This is an unofficial implementation of Design Booster using d🧨ffusers by mkshing. In that paper, DesignBooster is trained on a large dataset such as LAION. But I am wondering if it's applicable to small dataset as well such as Dreambooth and here it is!
I am happy to get any feedbacks!
Diffusion models are able to generate photorealistic images in arbitrary scenes. However, when applying diffusion models to image translation, there exists a trade-off between maintaining spatial structure and high-quality content. Besides, existing methods are mainly based on test-time optimization or fine-tuning model for each input image, which are extremely time-consuming for practical applications. To address these issues, we propose a new approach for flexible image translation by learning a layout-aware image condition together with a text condition. Specifically, our method co-encodes images and text into a new domain during the training phase. In the inference stage, we can choose images/text or both as the conditions for each time step, which gives users more flexible control over layout and content. Experimental comparisons of our method with state-of-the-art methods demonstrate our model performs best in both style image translation and semantic image translation and took the shortest time.

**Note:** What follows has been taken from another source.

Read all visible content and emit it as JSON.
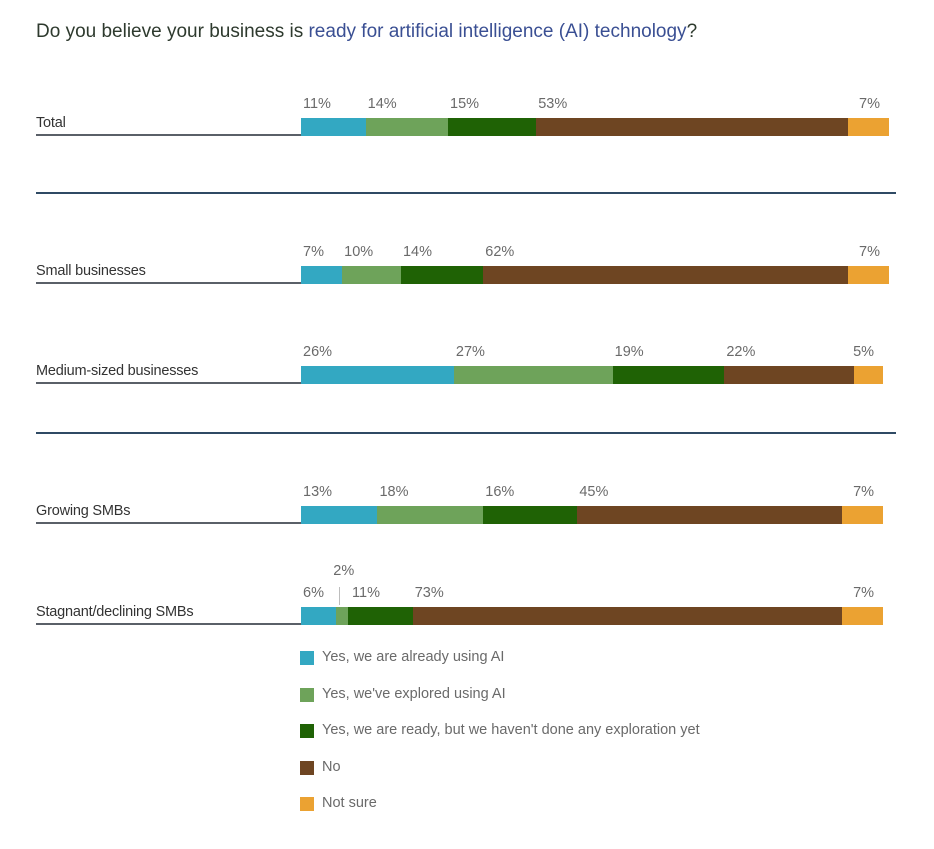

You need x-transformers by lucidrains additionally.
$ pip install -r requirements.txt
accelerate launch train_designbooster.py \
--pretrained_model_name_or_path=$MODEL_NAME \
--revision="fp16" \
--mixed_precision="fp16" \
--resolution=512 \
--train_batch_size=1 \
--use_8bit_adam \
--instance_data_dir=$INSTANCE_DATA_DIR \
--class_data_dir=$CLASS_DATA_DIR \
--output_dir="/content/designbooster" \
--with_prior_preservation --prior_loss_weight=1.0 \
--instance_prompt="a portrait of sks" \
--class_prompt="a portrait" \
--learning_rate=1e-6 \
--lr_scheduler="constant" \
--lr_warmup_steps=0 \
--num_class_images=$NUM_CLASS_IMAGES \
--max_train_steps=4000
Please see txt2img.py
from transformers import AutoTokenizer
from modeling_designbooster import DesignBoosterConfig, DesignBoosterModel
model_id = "CompVis/stable-diffusion-v1-4"
config = DesignBoosterConfig.from_pretrained(model_id, subfolder="text_encoder")
config.num_image_prompt_tokens = 20
config.num_channels = 4
model = DesignBoosterModel.from_pretrained(model_id, subfolder="text_encoder", config=config)
tokenizer = AutoTokenizer.from_pretrained(model_id, subfolder="tokenizer")
pixel_values = torch.randn((2, 4, 64, 64))
input_ids = tokenizer(
["hello world", "hello Japan"],
truncation=True,
padding="max_length",
max_length=tokenizer.model_max_length,
return_tensors="pt",
).input_ids
out = model(input_ids=input_ids, pixel_values=pixel_values)[0]
print(out.shape)
# (bsz, 77+num_image_prompt_tokens, 768)
model.save_pretrained('encoder')
model = DesignBoosterModel.from_pretrained('encoder')